La procesión serpenteaba por las calles. En el centro del desfile, dos figuras encapuchadas portaban una bandera, pintada con la imagen de tamaño natural de Magdalena entronizada, plasmada con la majestuosidad del aspecto femenino de Dios.
Cuando la procesión pasó ante ella, Maureen distinguió dos figuras de pie a un lado de la calle. No iban encapuchadas y no participaban en el desfile. Vio que una era un hombre mayor, de pelo cano, aunque muy alto y fuerte, de porte aristocrático. Tenía el aire de un rey. A su lado había un adolescente de lustroso pelo negro y ojos inteligentes. Este muchacho era mucho más noble y sabio que cualquiera de su edad.
Al igual que Maureen, eran simples observadores, pero estaban muy pendientes de los acontecimientos que estaban presenciando. Rodaban lágrimas por las mejillas del muchacho mientras veía desfilar la procesión ante ellos. Una luz brilló en sus ojos cuando habló al hombre de más edad.
—No te fallaré, abuelo. Nada me detendrá. No fallaré a nuestro Señor ni a nuestra Señora, y no fallaré al legado de los Médici.
Maureen se sintió sorprendida por una reacción visceral hacia aquel muchacho y su afirmación. Estaba sobrecogida por la mezcla de amor y miedo, tristeza y admiración, que experimentó mientras miraba. Proyectaba una sensación de destino casi palpable, con la promesa de una vida que estaría henchida de triunfo y tragedia.
El hombre mayor rodeó al niño con el brazo y le sonrió.
—Lo sé, Lorenzo. Lo sé sin el menor asomo de duda. No fallarás porque tu destino es triunfar. Tú serás el salvador de todos nosotros.
Lo que dijo el hombre al final fue lo último que Maureen recordó.
—No fallarás porque tú eres el Príncipe Poeta.
Maureen despertó con Bérenger a su lado, que sonrió cuando ella abrió los ojos.

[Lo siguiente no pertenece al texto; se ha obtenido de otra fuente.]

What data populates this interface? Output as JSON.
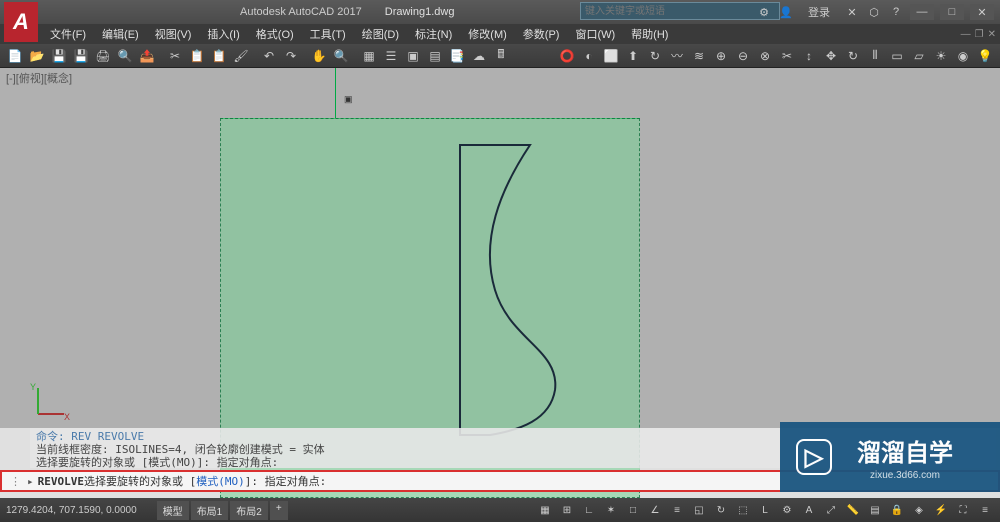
{
  "app": {
    "name": "Autodesk AutoCAD 2017",
    "document": "Drawing1.dwg",
    "search_placeholder": "键入关键字或短语",
    "login": "登录"
  },
  "menu": {
    "items": [
      {
        "label": "文件(F)"
      },
      {
        "label": "编辑(E)"
      },
      {
        "label": "视图(V)"
      },
      {
        "label": "插入(I)"
      },
      {
        "label": "格式(O)"
      },
      {
        "label": "工具(T)"
      },
      {
        "label": "绘图(D)"
      },
      {
        "label": "标注(N)"
      },
      {
        "label": "修改(M)"
      },
      {
        "label": "参数(P)"
      },
      {
        "label": "窗口(W)"
      },
      {
        "label": "帮助(H)"
      }
    ]
  },
  "viewport": {
    "label": "[-][俯视][概念]"
  },
  "command_history": {
    "line1": "命令: REV REVOLVE",
    "line2": "当前线框密度:  ISOLINES=4, 闭合轮廓创建模式 = 实体",
    "line3": "选择要旋转的对象或 [模式(MO)]: 指定对角点:"
  },
  "commandline": {
    "prefix": "▸",
    "cmd": "REVOLVE",
    "text1": " 选择要旋转的对象或 [",
    "option": "模式(MO)",
    "text2": "]: 指定对角点:"
  },
  "status": {
    "coords": "1279.4204, 707.1590, 0.0000",
    "tabs": [
      "模型",
      "布局1",
      "布局2",
      "+"
    ]
  },
  "watermark": {
    "text": "溜溜自学",
    "url": "zixue.3d66.com"
  },
  "icons": {
    "app": "A",
    "minimize": "—",
    "maximize": "□",
    "close": "✕"
  }
}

—Has llorado mientras dormías. ¿Estabas soñando?
Ella asintió adormilada.
—Mmmm.
—¿Con qué?
Maureen pasó un dedo por las facciones aristocráticas de Bérenger.
—Creo que estaba soñando contigo.
—¿Conmigo? Tiene que haber sido un sueño magnífico.
Ella rio.
—¿Magnífico? Sí, creo que eras magnífico. Y también creo… que te he amado antes.
—¿Y me amas hoy?
—Te amo hoy. Y no me cabe ninguna duda de que volveré a amarte.
Maureen rozó con sus labios los de Bérenger, y después se cobijó en sus brazos.
—Buenas noches, dulce príncipe. El tiempo vuelve.
Bérenger rio con la boca apretada contra su pelo y la estrechó contra sí.
—El tiempo vuelve. Gracias al Señor y a su hermosa esposa.
Y los amantes de la escritura yacieron de nuevo. Ya no eran dos. Eran Uno.